Monday, November 29, 2021

MIND-READING AT THE WASHINGTON POST

Here's a Washington Post headline:


How did reporters Annie Linskey and Fenit Nirappil determine that the public has little appetite for new pandemic restrictions? They spoke to the following people:
* "Ezekiel Emanuel, a physician and bioethicist at the University of Pennsylvania who was on President Biden’s covid advisory team during the transition" (and who is Rahm Emanuel's brother)

* "Joe Kanter, Louisiana’s top public health official"

* "Robert Wachter, who chairs the Department of Medicine at the University of California at San Francisco"
They quoted President Biden, White House press secretary Jen Psaki, White House COVID response coordinator Jeff Zients, British prime minister Boris Johnson, Trump-backed Arizona gubernatorial candidate Kari Lake, Trump-backing congressman and former White House physician Ronny Jackson, and Democratic governors Ned Lamont of Connecticut and Phil Murphy of New Jersey.

In other words they determined that the public won't tolerate new COVID restrictions without talking to any members of the general public, or to anyone who's surveyed public opinion on the subject. So when they write, "But after nearly 21 months of covid-19 restrictions, there is little appetite in the country for the kinds of school closures, indoor-gathering bans and restaurant restrictions that defined the early days of the pandemic," it's "according to health officials, who say the political will to push for unpopular — but effective — mitigation measures is waning." Never mind the fact that the only people who actually say this are Dr. Emanuel, who left full-time government work a decade ago and is primarily a professor, and Dr. Wachter, who's also a professor.

No ordinary citizen is quoted. No pollster is quoted. We just have to take the word of "experts" that, as Dr. Emanuel says, “The American public is rightfully exhausted," and that, as Dr.
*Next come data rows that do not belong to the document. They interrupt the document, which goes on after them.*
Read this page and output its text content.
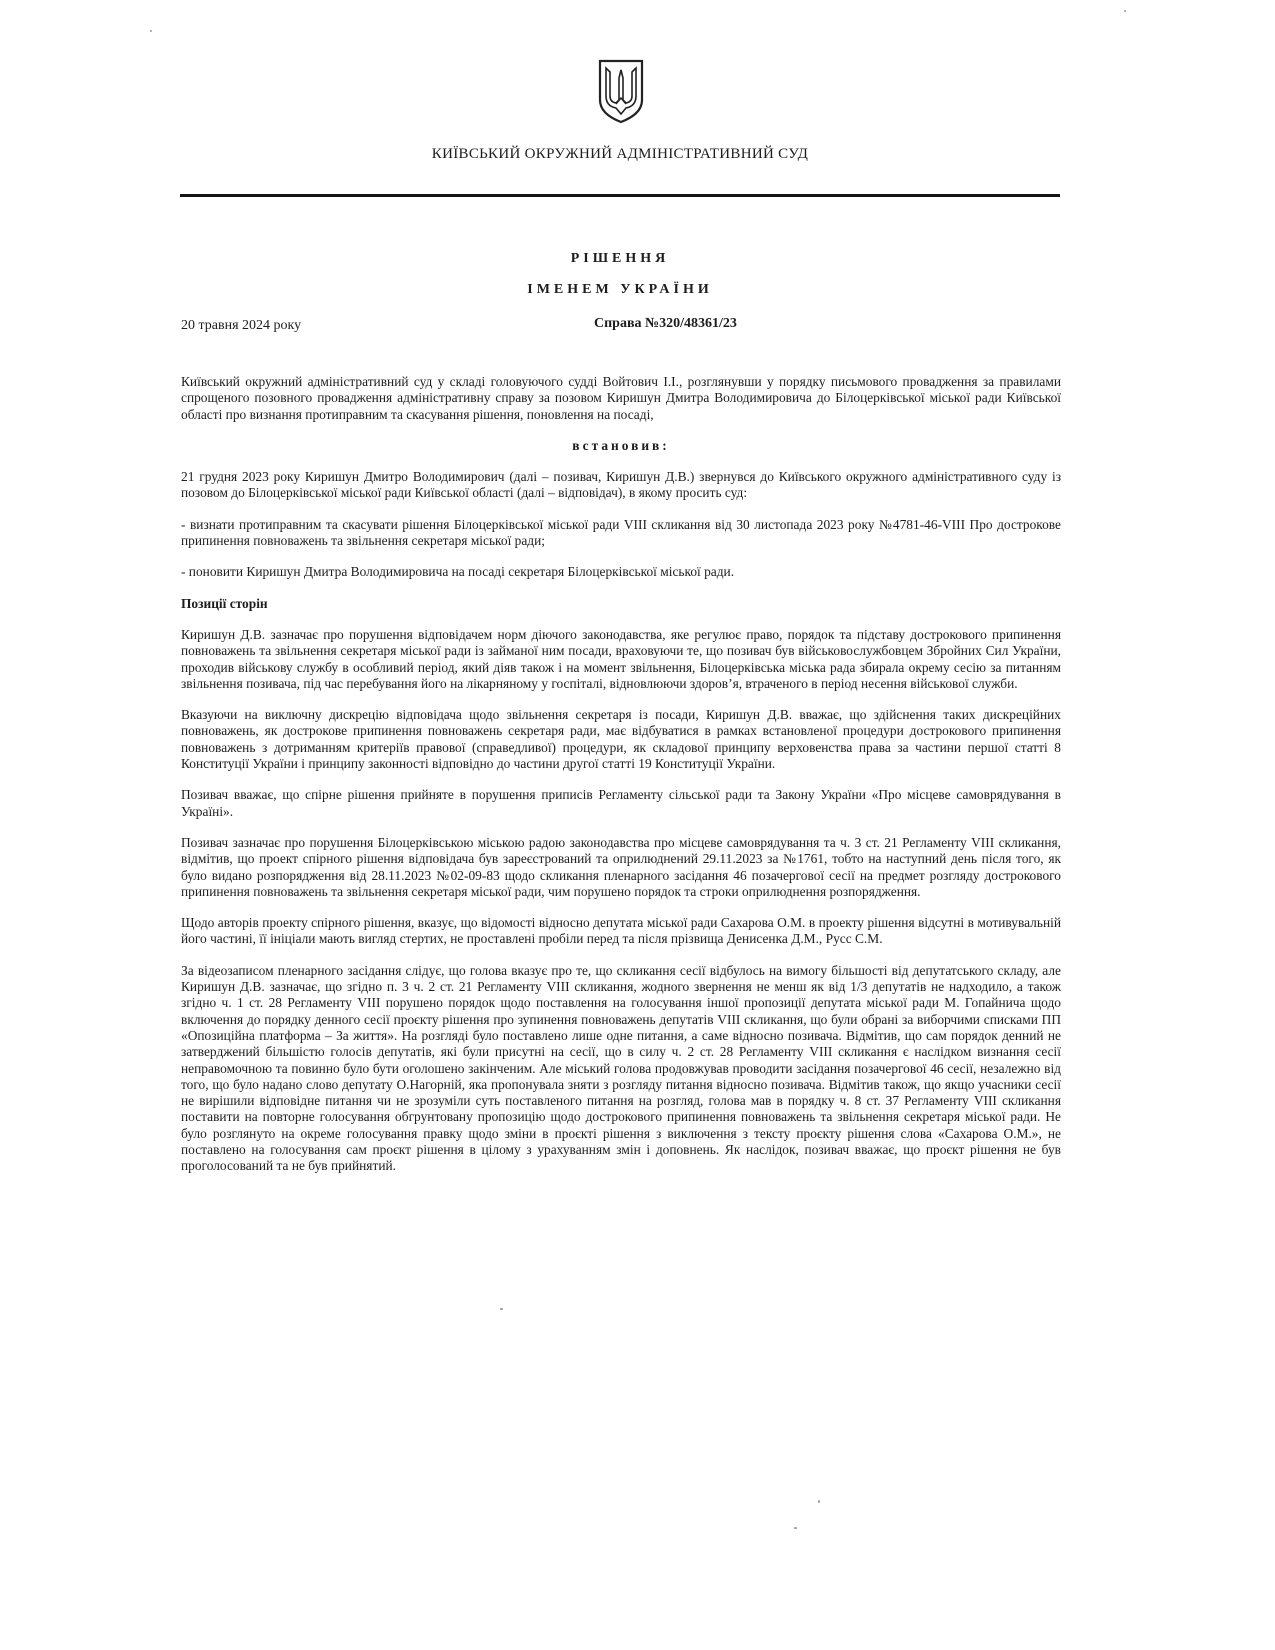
КИЇВСЬКИЙ ОКРУЖНИЙ АДМІНІСТРАТИВНИЙ СУД
РІШЕННЯ
ІМЕНЕМ УКРАЇНИ
20 травня 2024 року	Справа №320/48361/23

Київський окружний адміністративний суд у складі головуючого судді Войтович І.І., розглянувши у порядку письмового провадження за правилами спрощеного позовного провадження адміністративну справу за позовом Киришун Дмитра Володимировича до Білоцерківської міської ради Київської області про визнання протиправним та скасування рішення, поновлення на посаді,

встановив:

21 грудня 2023 року Киришун Дмитро Володимирович (далі – позивач, Киришун Д.В.) звернувся до Київського окружного адміністративного суду із позовом до Білоцерківської міської ради Київської області (далі – відповідач), в якому просить суд:

- визнати протиправним та скасувати рішення Білоцерківської міської ради VIII скликання від 30 листопада 2023 року №4781-46-VIII Про дострокове припинення повноважень та звільнення секретаря міської ради;

- поновити Киришун Дмитра Володимировича на посаді секретаря Білоцерківської міської ради.

Позиції сторін

Киришун Д.В. зазначає про порушення відповідачем норм діючого законодавства, яке регулює право, порядок та підставу дострокового припинення повноважень та звільнення секретаря міської ради із займаної ним посади, враховуючи те, що позивач був військовослужбовцем Збройних Сил України, проходив військову службу в особливий період, який діяв також і на момент звільнення, Білоцерківська міська рада збирала окрему сесію за питанням звільнення позивача, під час перебування його на лікарняному у госпіталі, відновлюючи здоров’я, втраченого в період несення військової служби.

Вказуючи на виключну дискрецію відповідача щодо звільнення секретаря із посади, Киришун Д.В. вважає, що здійснення таких дискреційних повноважень, як дострокове припинення повноважень секретаря ради, має відбуватися в рамках встановленої процедури дострокового припинення повноважень з дотриманням критеріїв правової (справедливої) процедури, як складової принципу верховенства права за частини першої статті 8 Конституції України і принципу законності відповідно до частини другої статті 19 Конституції України.

Позивач вважає, що спірне рішення прийняте в порушення приписів Регламенту сільської ради та Закону України «Про місцеве самоврядування в Україні».

Позивач зазначає про порушення Білоцерківською міською радою законодавства про місцеве самоврядування та ч. 3 ст. 21 Регламенту VIII скликання, відмітив, що проект спірного рішення відповідача був зареєстрований та оприлюднений 29.11.2023 за №1761, тобто на наступний день після того, як було видано розпорядження від 28.11.2023 №02-09-83 щодо скликання пленарного засідання 46 позачергової сесії на предмет розгляду дострокового припинення повноважень та звільнення секретаря міської ради, чим порушено порядок та строки оприлюднення розпорядження.

Щодо авторів проекту спірного рішення, вказує, що відомості відносно депутата міської ради Сахарова О.М. в проекту рішення відсутні в мотивувальній його частині, її ініціали мають вигляд стертих, не проставлені пробіли перед та після прізвища Денисенка Д.М., Русс С.М.

За відеозаписом пленарного засідання слідує, що голова вказує про те, що скликання сесії відбулось на вимогу більшості від депутатського складу, але Киришун Д.В. зазначає, що згідно п. 3 ч. 2 ст. 21 Регламенту VIII скликання, жодного звернення не менш як від 1/3 депутатів не надходило, а також згідно ч. 1 ст. 28 Регламенту VIII порушено порядок щодо поставлення на голосування іншої пропозиції депутата міської ради М. Гопайнича щодо включення до порядку денного сесії проєкту рішення про зупинення повноважень депутатів VIII скликання, що були обрані за виборчими списками ПП «Опозиційна платформа – За життя». На розгляді було поставлено лише одне питання, а саме відносно позивача. Відмітив, що сам порядок денний не затверджений більшістю голосів депутатів, які були присутні на сесії, що в силу ч. 2 ст. 28 Регламенту VIII скликання є наслідком визнання сесії неправомочною та повинно було бути оголошено закінченим. Але міський голова продовжував проводити засідання позачергової 46 сесії, незалежно від того, що було надано слово депутату О.Нагорній, яка пропонувала зняти з розгляду питання відносно позивача. Відмітив також, що якщо учасники сесії не вирішили відповідне питання чи не зрозуміли суть поставленого питання на розгляд, голова мав в порядку ч. 8 ст. 37 Регламенту VIII скликання поставити на повторне голосування обгрунтовану пропозицію щодо дострокового припинення повноважень та звільнення секретаря міської ради. Не було розглянуто на окреме голосування правку щодо зміни в проєкті рішення з виключення з тексту проєкту рішення слова «Сахарова О.М.», не поставлено на голосування сам проєкт рішення в цілому з урахуванням змін і доповнень. Як наслідок, позивач вважає, що проєкт рішення не був проголосований та не був прийнятий.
Wachter says, “The threshold to shut things down is going to be much higher than it was."

It's obvious what's happening here: Republicans are vehemently opposed to any COVID mitigation measures and Democrats are afraid of Republicans, so we won't do what we need to do, and what other countries are already doing, to minimize the suffering caused by the omicron variant because we allow the GOP to have a veto over nearly every area of public policy, whether Republicans represent the majority or not. (On so many issues -- guns, abortion, taxation of the rich, climate change, and now COVID, they don't.) The press hears the loudest voices -- angry rural white Republicans with guns, along with the politicians who encourage their outrage -- and assumes they represent consensus opinion.

They don't. The public has been strongly supportive of mask mandates, vaccine requirements, and other mitigation strategies, but we defer to the right because the right is noisy and intimidating. And these Post writers don't even understand that that's what's happening.